BadWorld: Adversarial Attacks on World Models

2026-06-15Computer Vision and Pattern Recognition

Computer Vision and Pattern Recognition
AI summary

The authors study visual world models (VWMs), which predict future video frames based on a single image and user actions. They create BadWorld, a new way to test how easily these models can be fooled by small changes that look normal but disrupt the model's predictions. Their method does not need the true future videos and works even when future user actions are unknown. They find that these attacks can cause serious failures in the models’ outputs, suggesting that VWMs might be risky for important applications but could also be used to protect privacy.
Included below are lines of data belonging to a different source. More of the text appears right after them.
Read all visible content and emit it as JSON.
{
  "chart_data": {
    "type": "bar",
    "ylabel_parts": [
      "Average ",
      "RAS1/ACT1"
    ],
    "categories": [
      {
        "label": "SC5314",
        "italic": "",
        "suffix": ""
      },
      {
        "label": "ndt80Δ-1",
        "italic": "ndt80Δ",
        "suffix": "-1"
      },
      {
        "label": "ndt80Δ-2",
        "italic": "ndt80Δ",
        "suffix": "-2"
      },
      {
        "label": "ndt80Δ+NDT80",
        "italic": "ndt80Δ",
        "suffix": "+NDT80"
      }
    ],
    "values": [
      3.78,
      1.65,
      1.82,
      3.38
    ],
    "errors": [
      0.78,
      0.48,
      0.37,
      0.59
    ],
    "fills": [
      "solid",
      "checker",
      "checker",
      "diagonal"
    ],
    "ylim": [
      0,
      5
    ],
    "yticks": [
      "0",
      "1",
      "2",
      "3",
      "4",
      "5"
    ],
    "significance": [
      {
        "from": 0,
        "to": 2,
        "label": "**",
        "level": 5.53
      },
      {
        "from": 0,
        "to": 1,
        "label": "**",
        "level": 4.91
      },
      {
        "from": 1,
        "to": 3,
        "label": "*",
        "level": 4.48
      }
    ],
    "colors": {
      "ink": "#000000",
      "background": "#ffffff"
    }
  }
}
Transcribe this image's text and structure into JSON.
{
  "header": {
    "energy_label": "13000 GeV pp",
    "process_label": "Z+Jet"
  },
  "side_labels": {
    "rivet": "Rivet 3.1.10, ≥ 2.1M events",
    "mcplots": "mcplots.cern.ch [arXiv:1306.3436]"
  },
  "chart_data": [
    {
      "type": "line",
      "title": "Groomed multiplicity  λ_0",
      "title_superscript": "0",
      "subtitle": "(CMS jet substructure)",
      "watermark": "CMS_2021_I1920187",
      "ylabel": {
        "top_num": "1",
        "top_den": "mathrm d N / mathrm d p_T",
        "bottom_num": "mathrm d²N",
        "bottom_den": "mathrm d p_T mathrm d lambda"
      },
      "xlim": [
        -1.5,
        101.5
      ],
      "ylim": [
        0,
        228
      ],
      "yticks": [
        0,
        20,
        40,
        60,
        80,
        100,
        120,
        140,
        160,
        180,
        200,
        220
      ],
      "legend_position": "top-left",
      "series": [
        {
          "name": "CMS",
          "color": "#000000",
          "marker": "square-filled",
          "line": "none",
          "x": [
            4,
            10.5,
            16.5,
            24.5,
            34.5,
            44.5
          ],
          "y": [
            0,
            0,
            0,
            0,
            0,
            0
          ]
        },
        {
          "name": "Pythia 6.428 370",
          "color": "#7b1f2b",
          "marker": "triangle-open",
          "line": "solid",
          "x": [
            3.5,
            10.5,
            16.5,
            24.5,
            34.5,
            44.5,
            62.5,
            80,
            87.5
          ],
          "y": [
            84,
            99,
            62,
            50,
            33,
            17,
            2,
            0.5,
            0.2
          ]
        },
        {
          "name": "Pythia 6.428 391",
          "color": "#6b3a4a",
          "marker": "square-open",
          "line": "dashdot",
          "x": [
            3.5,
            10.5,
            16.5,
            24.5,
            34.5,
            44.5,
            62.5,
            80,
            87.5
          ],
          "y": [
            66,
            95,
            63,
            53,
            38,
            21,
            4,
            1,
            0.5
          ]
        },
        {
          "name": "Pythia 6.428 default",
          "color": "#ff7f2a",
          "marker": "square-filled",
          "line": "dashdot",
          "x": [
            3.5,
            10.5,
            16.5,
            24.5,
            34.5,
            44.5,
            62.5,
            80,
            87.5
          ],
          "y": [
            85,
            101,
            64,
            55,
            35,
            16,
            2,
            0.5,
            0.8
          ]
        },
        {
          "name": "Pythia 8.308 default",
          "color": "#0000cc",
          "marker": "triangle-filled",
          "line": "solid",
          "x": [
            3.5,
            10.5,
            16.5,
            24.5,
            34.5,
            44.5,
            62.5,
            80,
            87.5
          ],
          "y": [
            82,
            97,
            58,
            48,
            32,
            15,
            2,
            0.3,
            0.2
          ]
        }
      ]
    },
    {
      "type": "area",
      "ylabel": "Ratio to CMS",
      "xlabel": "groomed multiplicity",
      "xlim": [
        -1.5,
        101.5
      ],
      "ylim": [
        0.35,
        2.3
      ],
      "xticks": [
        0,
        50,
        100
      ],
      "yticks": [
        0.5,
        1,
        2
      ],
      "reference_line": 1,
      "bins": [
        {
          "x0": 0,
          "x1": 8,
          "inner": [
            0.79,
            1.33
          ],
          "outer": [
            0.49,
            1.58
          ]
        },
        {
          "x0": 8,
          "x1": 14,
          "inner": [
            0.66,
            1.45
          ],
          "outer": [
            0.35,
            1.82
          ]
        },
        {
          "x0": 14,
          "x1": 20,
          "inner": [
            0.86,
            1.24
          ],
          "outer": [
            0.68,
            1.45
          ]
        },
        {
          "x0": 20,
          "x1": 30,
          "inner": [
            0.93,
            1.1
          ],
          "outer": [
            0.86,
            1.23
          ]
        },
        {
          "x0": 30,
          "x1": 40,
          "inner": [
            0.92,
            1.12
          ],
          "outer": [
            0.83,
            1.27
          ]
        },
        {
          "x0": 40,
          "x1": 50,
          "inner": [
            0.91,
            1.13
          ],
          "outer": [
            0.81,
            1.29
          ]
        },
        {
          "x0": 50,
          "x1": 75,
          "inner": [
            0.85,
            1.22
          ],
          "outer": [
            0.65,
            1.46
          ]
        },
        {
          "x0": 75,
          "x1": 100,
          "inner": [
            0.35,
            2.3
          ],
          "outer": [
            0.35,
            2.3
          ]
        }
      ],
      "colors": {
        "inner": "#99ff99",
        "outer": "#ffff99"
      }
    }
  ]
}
Visual World ModelsAdversarial AttacksSelf-Supervised LearningDenoising DynamicsBi-level OptimizationTrajectory-Adaptive AttackControl-Agnostic PerturbationsFuture Video PredictionStructural FragilityPrivacy Protection
Authors
Linghui Shen, Mingyue Cui, Xingyi Yang
Abstract
Visual world models (VWMs) synthesize interactive, action-conditioned rollouts from a single context image. However, it remains an open question how robust these models are to adversarial perturbations. Standard adversarial attacks fail to assess this vulnerability because attackers lack ground-truth future videos and cannot predict subsequent user controls. We introduce BadWorld, a label-free adversarial framework tailored for autoregressive VWMs that systematically overcomes both constraints. First, to bypass the need for future supervision, we propose a self-supervised velocity attack that directly disrupts the early denoising dynamics of the model. Second, to ensure the attack generalizes across unpredictable user actions, we formulate a trajectory-adaptive bi-level optimization that actively mines hard control sequences to forge control-agnostic perturbations. Evaluated on representative VWMs with continuous and discrete controls, BadWorld exposes severe structural fragility. Visually indistinguishable adversarial images reliably trigger catastrophic degradation in future rollouts, leading to incomplete denoising, structural collapse, and control inconsistency. These findings reveal critical risks for deploying VWMs in safety-critical systems while highlighting a practical mechanism for privacy protection.